While the taxonomic approach sheds light on the phylogeny, abundance and multiplication rate of the micro-organisms present in an AD system, it does not address the question on required optimal microbial abundances, OLR of the substrate, retention time to exhaust COD, co-digestion ratios or nutrient supplementation rate; which can only be explained when microbial population studies is paired with the determination metabolite transformation to provide a credible correlation between microbiome and metabolome conditions. Our sparse understanding is especially revealed in terms of our current inadequate knowledge base around the food web and microbial interactions within the AD bioreactor. The implication to current research is that until we thoroughly grasp this microbial interplay with aspects such as the rate-limiting step in the AD process, it will continue to be a stumbling block to our development of strategies that improve overall rates of reactions. Moreover, a perspective view of challenges such as hydrogen, ammonia and humic inhibition, demonstrates that the taxonomic approach alone does not elucidate the critical levels before which an AD process can withstand inhibition leading to system failure. For example, determining the best bioaugmentation strategy for the ammonia inhibition- stimulated symbiotic shift from the Acetotrophic route of methane formation to the syntrophic acetate oxidation route is rather difficult, if the perspective of investigation is one-sided. Especially, if considered with the challenge presented with bioaugmentation strategies which is critically the need to avoid substrate overload that shifts nutrient concentration and could promote the proliferation of undesired microorganisms at specific stages of AD causing a shift in the flux of metabolites and possibly the production of inhibitory compounds that may hinder the progression of the other steps within the process. In addition, without an analysis of the metabolites such as sulphur present in the environment around the micro-organisms, or the determination of the presence of sulphur-reducing microorganisms, it would also be difficult to establish strategies to suppress these elements that adversely affects the formation of methane.
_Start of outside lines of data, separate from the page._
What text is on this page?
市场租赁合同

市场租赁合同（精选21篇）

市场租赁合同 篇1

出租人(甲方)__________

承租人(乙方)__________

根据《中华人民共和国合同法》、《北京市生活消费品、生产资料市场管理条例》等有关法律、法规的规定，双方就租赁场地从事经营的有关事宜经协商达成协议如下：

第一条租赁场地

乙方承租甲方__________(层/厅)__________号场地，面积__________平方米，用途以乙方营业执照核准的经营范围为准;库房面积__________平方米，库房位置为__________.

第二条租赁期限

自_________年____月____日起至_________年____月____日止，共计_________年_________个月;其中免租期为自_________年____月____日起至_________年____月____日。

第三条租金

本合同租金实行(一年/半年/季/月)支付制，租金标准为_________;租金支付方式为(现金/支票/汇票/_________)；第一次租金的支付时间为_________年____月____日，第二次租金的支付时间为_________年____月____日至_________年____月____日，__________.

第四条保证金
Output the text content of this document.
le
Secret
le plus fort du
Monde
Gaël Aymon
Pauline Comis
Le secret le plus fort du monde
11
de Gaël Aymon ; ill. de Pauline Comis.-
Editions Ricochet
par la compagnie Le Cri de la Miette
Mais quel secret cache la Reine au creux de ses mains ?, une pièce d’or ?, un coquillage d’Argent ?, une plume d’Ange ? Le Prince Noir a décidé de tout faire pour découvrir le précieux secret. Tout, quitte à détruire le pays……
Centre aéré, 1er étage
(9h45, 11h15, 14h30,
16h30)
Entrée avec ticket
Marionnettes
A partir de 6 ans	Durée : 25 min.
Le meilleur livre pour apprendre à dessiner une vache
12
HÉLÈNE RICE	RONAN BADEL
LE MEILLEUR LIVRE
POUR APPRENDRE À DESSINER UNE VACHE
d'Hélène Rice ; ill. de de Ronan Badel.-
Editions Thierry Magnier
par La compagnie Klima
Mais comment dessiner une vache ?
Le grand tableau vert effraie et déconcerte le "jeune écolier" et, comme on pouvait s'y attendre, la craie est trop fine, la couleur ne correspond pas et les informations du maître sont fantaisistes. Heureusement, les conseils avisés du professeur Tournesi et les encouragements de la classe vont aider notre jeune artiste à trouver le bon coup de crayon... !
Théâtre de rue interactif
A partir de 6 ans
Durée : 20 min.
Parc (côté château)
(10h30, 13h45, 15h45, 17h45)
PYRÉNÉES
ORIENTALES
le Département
3.6 Conclusion: Prospects - combining metagenomics and metabolomics for the optimisation of AD processes

This review has presented insights that sustainable control and optimisation of biogas production processes with the intention to maximise yield can be achieved by monitoring not only the physicochemical parameters but more importantly, the structure and metabolic activity of microbial communities facilitating organic waste degradation and biogas production. Of great importance is some knowledge of the functions performed by the different microbial communities and the interspecific interactions as well as the interaction mechanisms they use, whether beneficial or detrimental to methane production. This understanding would help in the development of AD process design and control strategies for maximum methane production. An approach that integrates taxonomy, metagenomics, transcriptomics and metabolomics studies will make it possible to reveal the microbial identity and abundance, biochemical pathways, symbiotic associations of the microorganisms and interaction mechanisms thereof, involved in the formation of methane. Presumably, if such a comprehensive understanding of intricate biological processes can be gained for the digestion of various substrates, it would see the development of incredibly more effective AD process control and optimisation strategies and solutions than have been achieved by many conventional approaches. It is quite encouraging that strides in such a direction are being made as slowly but surely, more research is being done utilising the discussed tools.